I am interested in the selecting the optimal number of principal components in functional principal component analysis (FPCA). There are various techniques to do that for example AIC, BIC etc. (I am not much familiar with all of those). One of them is to choose this parameter in such a way that 84% variance is explained. This can be done in R-package fda using pca.fd(fdobj, nharm = .......)
Here least value of nharm is selected such that sum of variation proportion which is calculated by varprop is just greater than or equal to 0.84. I have less knowledge about other methods. I have also gone through this link. But it does not serve my objective.

Your suggestions would be very helpful in this direction. I would happy to use R for this problem.

Best Answer

Neither PCA nor FDA are configured to answer that question. PCA and FDA transform the full data set to another set of the same dimension.

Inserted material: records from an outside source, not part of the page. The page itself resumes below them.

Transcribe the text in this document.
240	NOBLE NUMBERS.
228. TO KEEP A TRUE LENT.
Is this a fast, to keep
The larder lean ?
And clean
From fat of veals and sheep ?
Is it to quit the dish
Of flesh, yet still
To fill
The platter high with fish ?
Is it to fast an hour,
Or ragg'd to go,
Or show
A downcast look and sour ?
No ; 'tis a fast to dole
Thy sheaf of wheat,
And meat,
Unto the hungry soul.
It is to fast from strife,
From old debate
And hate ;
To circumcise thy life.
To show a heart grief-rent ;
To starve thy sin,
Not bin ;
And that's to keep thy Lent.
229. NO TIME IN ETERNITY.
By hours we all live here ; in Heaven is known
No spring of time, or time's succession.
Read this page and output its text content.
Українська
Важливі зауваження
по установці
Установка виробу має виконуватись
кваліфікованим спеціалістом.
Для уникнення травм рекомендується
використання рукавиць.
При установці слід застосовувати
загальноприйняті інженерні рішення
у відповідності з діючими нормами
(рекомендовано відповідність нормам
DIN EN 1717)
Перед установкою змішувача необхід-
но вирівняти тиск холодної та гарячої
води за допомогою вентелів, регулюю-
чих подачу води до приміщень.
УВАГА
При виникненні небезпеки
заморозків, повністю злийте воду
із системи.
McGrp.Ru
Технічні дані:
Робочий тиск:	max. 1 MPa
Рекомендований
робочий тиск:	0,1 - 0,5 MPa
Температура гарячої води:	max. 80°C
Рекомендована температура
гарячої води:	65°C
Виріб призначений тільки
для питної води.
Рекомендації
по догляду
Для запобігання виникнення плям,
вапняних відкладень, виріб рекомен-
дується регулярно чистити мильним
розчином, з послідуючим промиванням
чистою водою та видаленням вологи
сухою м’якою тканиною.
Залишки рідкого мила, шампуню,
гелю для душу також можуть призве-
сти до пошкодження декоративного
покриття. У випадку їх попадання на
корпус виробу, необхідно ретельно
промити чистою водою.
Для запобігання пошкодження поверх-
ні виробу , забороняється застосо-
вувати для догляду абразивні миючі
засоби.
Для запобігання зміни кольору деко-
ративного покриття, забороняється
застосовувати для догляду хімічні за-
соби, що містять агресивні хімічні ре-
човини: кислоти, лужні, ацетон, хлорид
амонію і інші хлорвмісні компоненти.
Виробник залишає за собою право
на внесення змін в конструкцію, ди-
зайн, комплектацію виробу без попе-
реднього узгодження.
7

Intuitively, we imagine that the data depend on a small number of vectors, and that the rest of the variation in the sample is noise. However, if you attempt to formulate this intuition and solve it, what you get is factor analysis, not PCA.

Therefore, using PCA to reduce the dimension of the problem always relies on rules of thumb and ad hoc thinking. To me, I would look at the proportion of total variance explained. I would also look at the coefficients to see if they had an obvious and meaningful interpretation, and stop when the eigenvectors stop making sense.

There is a useful function in the psych package, fa.parallel, that uses a graphical method to determine the number of components for PCA and FA. Again, it's a rule of thumb, but it seems to produce sensible results most of the time.

I would expect the number of components selected for PCA to be the same, or similar, to the number of components selected for FDA. FDA is sort of like working with an oblique transformation of the basis of the data space, which shouldn't impact the underlying dimensionality of the problem.